SAN DIEGO — San Diego Gas & Electric Co. can raise electricity rates to recoup the $2 million cost of upgrading lines to Mexico, federal regulators said Wednesday.
But regulators said the utility must provide more information to resolve concerns expressed by California’s power regulators.
SDG&E can bill its 1.2 million customers for the expense plus a 13 percent return over 10 years, the Federal Energy Regulatory Commission ruled.
FERC said the order “helps protect consumers in the Western United States from supply disruptions and unreasonable rate increases by relieving transmission constraints.”
The money would be used to upgrade existing transmission lines linking California’s Imperial Valley with the La Rosita plant near Mexicali, Mexico.
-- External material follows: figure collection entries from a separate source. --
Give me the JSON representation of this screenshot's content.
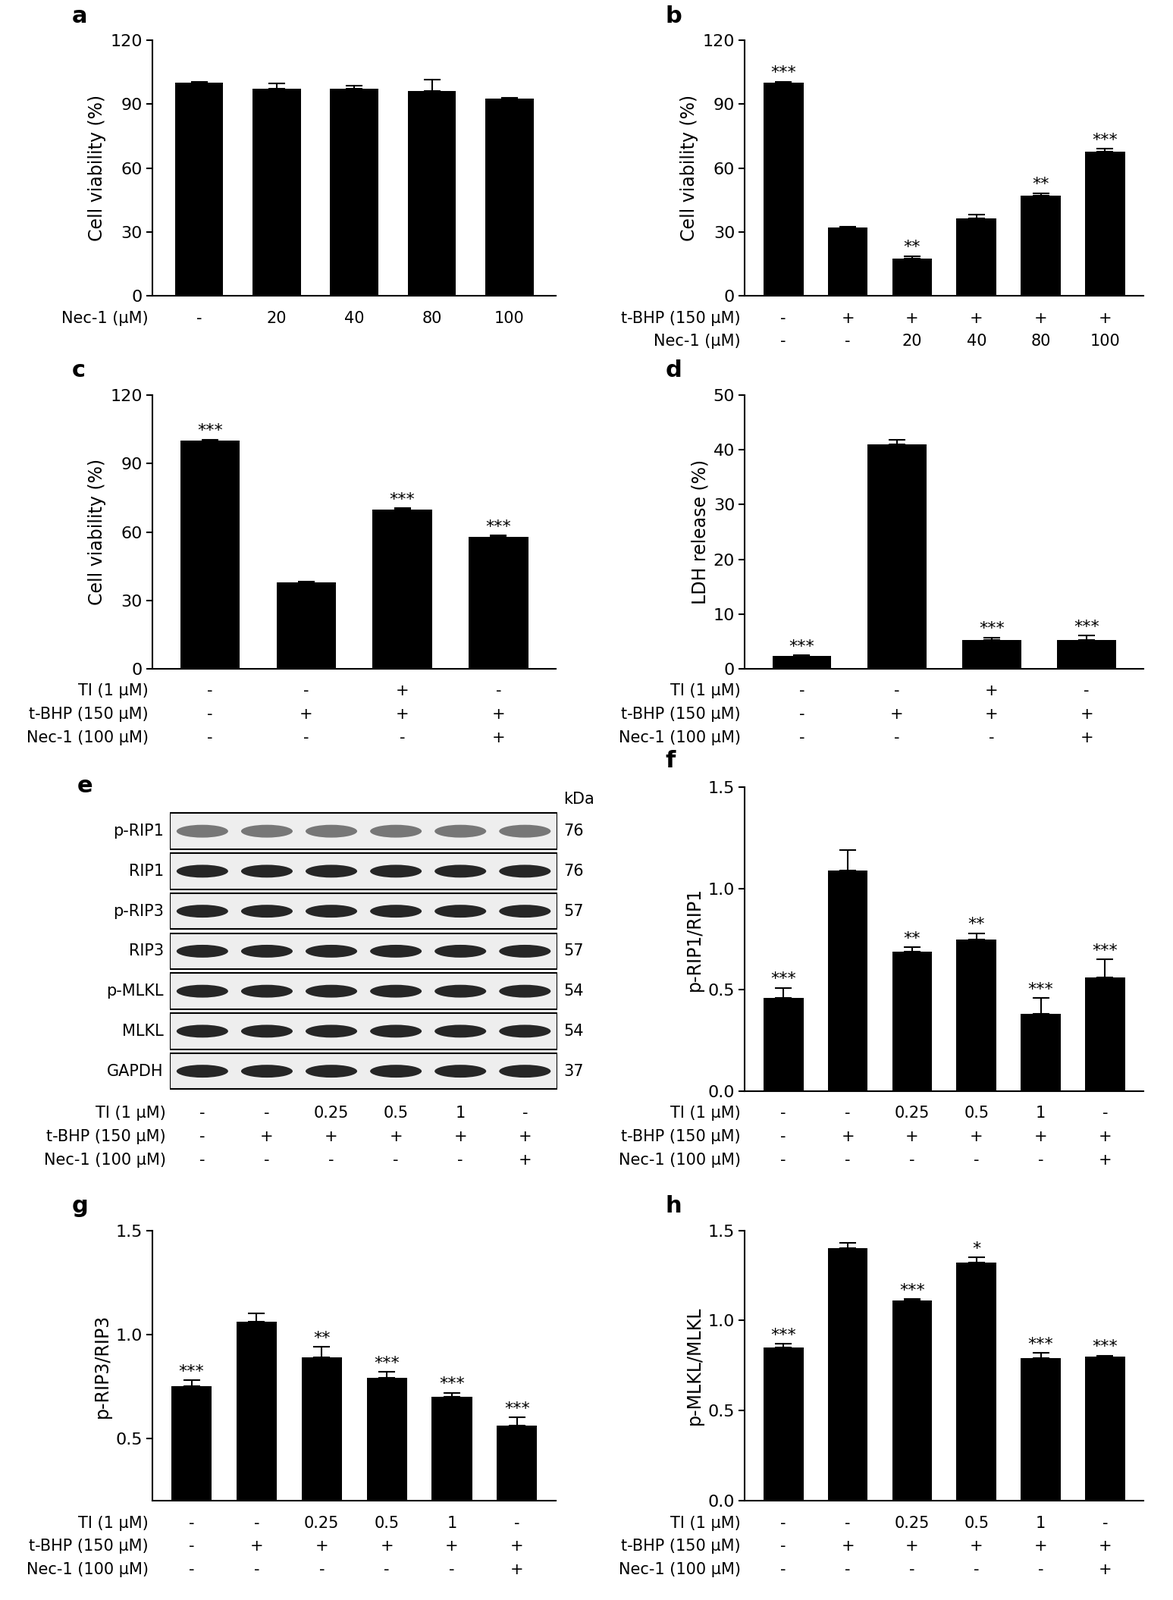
{
  "chart_data": [
    {
      "type": "bar",
      "title": "a",
      "y_label": "Cell viability (%)",
      "color": "#000000",
      "values": [
        100,
        97,
        97,
        96,
        92.5
      ],
      "errors": [
        0.5,
        2.5,
        1.5,
        5.5,
        0.3
      ],
      "annotations": [
        null,
        null,
        null,
        null,
        null
      ],
      "ylim": [
        0,
        120
      ],
      "yticks": [
        0,
        30,
        60,
        90,
        120
      ],
      "conditions": [
        {
          "label": "Nec-1 (μM)",
          "values": [
            "-",
            "20",
            "40",
            "80",
            "100"
          ]
        }
      ]
    },
    {
      "type": "bar",
      "title": "b",
      "y_label": "Cell viability (%)",
      "color": "#000000",
      "values": [
        100,
        32,
        17.5,
        36.5,
        47,
        67.5
      ],
      "errors": [
        0.5,
        0.3,
        1.2,
        1.5,
        1.2,
        1.5
      ],
      "annotations": [
        "***",
        null,
        "**",
        null,
        "**",
        "***"
      ],
      "ylim": [
        0,
        120
      ],
      "yticks": [
        0,
        30,
        60,
        90,
        120
      ],
      "conditions": [
        {
          "label": "t-BHP (150 μM)",
          "values": [
            "-",
            "+",
            "+",
            "+",
            "+",
            "+"
          ]
        },
        {
          "label": "Nec-1 (μM)",
          "values": [
            "-",
            "-",
            "20",
            "40",
            "80",
            "100"
          ]
        }
      ]
    },
    {
      "type": "bar",
      "title": "c",
      "y_label": "Cell viability (%)",
      "color": "#000000",
      "values": [
        100,
        38,
        70,
        58
      ],
      "errors": [
        0.5,
        0.2,
        0.5,
        0.5
      ],
      "annotations": [
        "***",
        null,
        "***",
        "***"
      ],
      "ylim": [
        0,
        120
      ],
      "yticks": [
        0,
        30,
        60,
        90,
        120
      ],
      "conditions": [
        {
          "label": "TI (1 μM)",
          "values": [
            "-",
            "-",
            "+",
            "-"
          ]
        },
        {
          "label": "t-BHP (150 μM)",
          "values": [
            "-",
            "+",
            "+",
            "+"
          ]
        },
        {
          "label": "Nec-1 (100 μM)",
          "values": [
            "-",
            "-",
            "-",
            "+"
          ]
        }
      ]
    },
    {
      "type": "bar",
      "title": "d",
      "y_label": "LDH release (%)",
      "color": "#000000",
      "values": [
        2.3,
        41,
        5.3,
        5.2
      ],
      "errors": [
        0.2,
        0.8,
        0.4,
        0.9
      ],
      "annotations": [
        "***",
        null,
        "***",
        "***"
      ],
      "ylim": [
        0,
        50
      ],
      "yticks": [
        0,
        10,
        20,
        30,
        40,
        50
      ],
      "conditions": [
        {
          "label": "TI (1 μM)",
          "values": [
            "-",
            "-",
            "+",
            "-"
          ]
        },
        {
          "label": "t-BHP (150 μM)",
          "values": [
            "-",
            "+",
            "+",
            "+"
          ]
        },
        {
          "label": "Nec-1 (100 μM)",
          "values": [
            "-",
            "-",
            "-",
            "+"
          ]
        }
      ]
    },
    {
      "type": "bar",
      "title": "f",
      "y_label": "p-RIP1/RIP1",
      "color": "#000000",
      "values": [
        0.46,
        1.09,
        0.69,
        0.75,
        0.38,
        0.56
      ],
      "errors": [
        0.05,
        0.1,
        0.02,
        0.03,
        0.08,
        0.09
      ],
      "annotations": [
        "***",
        null,
        "**",
        "**",
        "***",
        "***"
      ],
      "ylim": [
        0,
        1.5
      ],
      "yticks": [
        {
          "value": 0,
          "label": "0.0"
        },
        0.5,
        {
          "value": 1,
          "label": "1.0"
        },
        1.5
      ],
      "conditions": [
        {
          "label": "TI (1 μM)",
          "values": [
            "-",
            "-",
            "0.25",
            "0.5",
            "1",
            "-"
          ]
        },
        {
          "label": "t-BHP (150 μM)",
          "values": [
            "-",
            "+",
            "+",
            "+",
            "+",
            "+"
          ]
        },
        {
          "label": "Nec-1 (100 μM)",
          "values": [
            "-",
            "-",
            "-",
            "-",
            "-",
            "+"
          ]
        }
      ]
    },
    {
      "type": "bar",
      "title": "g",
      "y_label": "p-RIP3/RIP3",
      "color": "#000000",
      "values": [
        0.75,
        1.06,
        0.89,
        0.79,
        0.7,
        0.56
      ],
      "errors": [
        0.03,
        0.04,
        0.05,
        0.03,
        0.02,
        0.04
      ],
      "annotations": [
        "***",
        null,
        "**",
        "***",
        "***",
        "***"
      ],
      "ylim": [
        0.2,
        1.5
      ],
      "yticks": [
        0.5,
        {
          "value": 1,
          "label": "1.0"
        },
        1.5
      ],
      "conditions": [
        {
          "label": "TI (1 μM)",
          "values": [
            "-",
            "-",
            "0.25",
            "0.5",
            "1",
            "-"
          ]
        },
        {
          "label": "t-BHP (150 μM)",
          "values": [
            "-",
            "+",
            "+",
            "+",
            "+",
            "+"
          ]
        },
        {
          "label": "Nec-1 (100 μM)",
          "values": [
            "-",
            "-",
            "-",
            "-",
            "-",
            "+"
          ]
        }
      ]
    },
    {
      "type": "bar",
      "title": "h",
      "y_label": "p-MLKL/MLKL",
      "color": "#000000",
      "values": [
        0.85,
        1.4,
        1.11,
        1.32,
        0.79,
        0.8
      ],
      "errors": [
        0.02,
        0.03,
        0.01,
        0.03,
        0.03,
        0.005
      ],
      "annotations": [
        "***",
        null,
        "***",
        "*",
        "***",
        "***"
      ],
      "ylim": [
        0,
        1.5
      ],
      "yticks": [
        {
          "value": 0,
          "label": "0.0"
        },
        0.5,
        {
          "value": 1,
          "label": "1.0"
        },
        1.5
      ],
      "conditions": [
        {
          "label": "TI (1 μM)",
          "values": [
            "-",
            "-",
            "0.25",
            "0.5",
            "1",
            "-"
          ]
        },
        {
          "label": "t-BHP (150 μM)",
          "values": [
            "-",
            "+",
            "+",
            "+",
            "+",
            "+"
          ]
        },
        {
          "label": "Nec-1 (100 μM)",
          "values": [
            "-",
            "-",
            "-",
            "-",
            "-",
            "+"
          ]
        }
      ]
    }
  ],
  "blot": {
    "title": "e",
    "unit_header": "kDa",
    "rows": [
      {
        "label": "p-RIP1",
        "kda": 76
      },
      {
        "label": "RIP1",
        "kda": 76
      },
      {
        "label": "p-RIP3",
        "kda": 57
      },
      {
        "label": "RIP3",
        "kda": 57
      },
      {
        "label": "p-MLKL",
        "kda": 54
      },
      {
        "label": "MLKL",
        "kda": 54
      },
      {
        "label": "GAPDH",
        "kda": 37
      }
    ],
    "conditions": [
      {
        "label": "TI (1 μM)",
        "values": [
          "-",
          "-",
          "0.25",
          "0.5",
          "1",
          "-"
        ]
      },
      {
        "label": "t-BHP (150 μM)",
        "values": [
          "-",
          "+",
          "+",
          "+",
          "+",
          "+"
        ]
      },
      {
        "label": "Nec-1 (100 μM)",
        "values": [
          "-",
          "-",
          "-",
          "-",
          "-",
          "+"
        ]
      }
    ]
  }
}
SDG&E said the upgrade would allow the utility to import up to 900 megawatts of power across the border, up from its present capacity of 408 megawatts. A megawatt is enough power for 750 to 1,000 homes.
The utility proposed the upgrade shortly before the onset of California’s electricity crisis last year, but SDG&E accelerated its work on the project to help alleviate shortages of power.
The California Public Utilities Commission raised several concerns in a filing before the Federal Energy Regulatory Commission, which has jurisdiction over electric transmission lines.
The CPUC said SDG&E had not adequately documented the $2 million cost and may be overcharging customers for the costs of the transmission lines.
In its order, FERC demanded SDG&E provide further documentation within 15 days to explain its project costs and resulting charges.